タギという厚みのあるパンをいただきました。チャーパーティも好きですが、タギの味わい深さも、また格別です。娘さんはやはり夏休み休暇中。チャンティガルの学校に行っているとのことでした。
豊かさって何?
Kさんの家のラダック式トイレ。穴がなぜか2つあり、この穴の中に入れます。
最初は穴が小さく感じて、(ちゃんとうまく命中できるかしら?)と心配でしたが、これ以上大きかったら足を踏み外して下に落ちてしまうだろうし、絶妙な大きさなのだと思います。
穴から下へ落ちたものは、畑の肥料として使われます。そしてそれを肥やしにできたものが、また体の中に入る。くるくる回る心地よいくらし。
家の中の日当たりの良い場所で、庭で採れた野菜を干していました。冬のための保存食づくりです。
Kさんが里帰りする時は、大学があるジャンムーからまずバスで一晩かけてマナリへ行き、マナリで一泊600ルピー(約千円)の宿に4人で泊まり、翌日シェアタクシーでここまで来るそうです。
彼女は、ラダックを訪れた旅人なら必ずというくらい訪れるティクセ(レーの近くのゴンパがある町)にも行ったことがないそう。「私の家族はそれほど裕福じゃないから。あなたはとてもラッキーよ。
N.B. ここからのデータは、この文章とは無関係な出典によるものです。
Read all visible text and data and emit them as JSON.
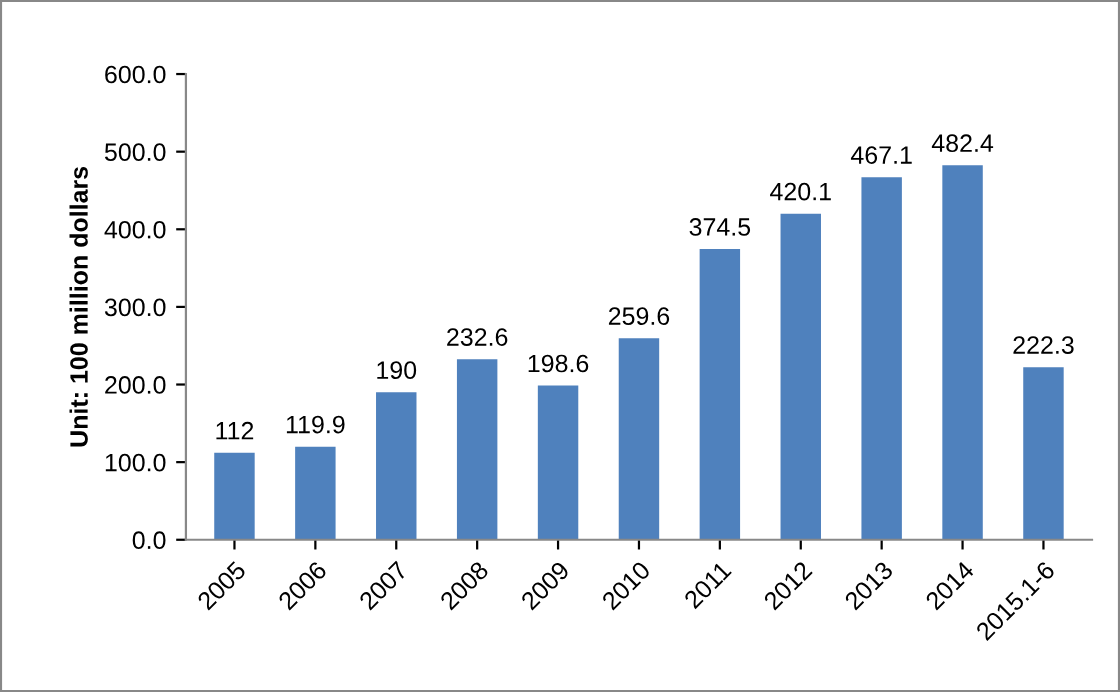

色々なところに行けて」。
色々なところに行けることが幸せなのか、家族と仲睦まじく暮らせるのが幸せなのか?私はいつもそんなことを考えます。
おそらくザンスカールの人は、世界を飛び回るような経済的余裕はあまりないでしょうし、若い娘さんが一人で海外を旅する習慣もないかもしれません。
でも年上の家族を敬う心があり、欲すればすぐ手が届くところに美味しい野菜があり、広くて大きな空がある。
どちらもどちら、それぞれの幸せがあると私は思います。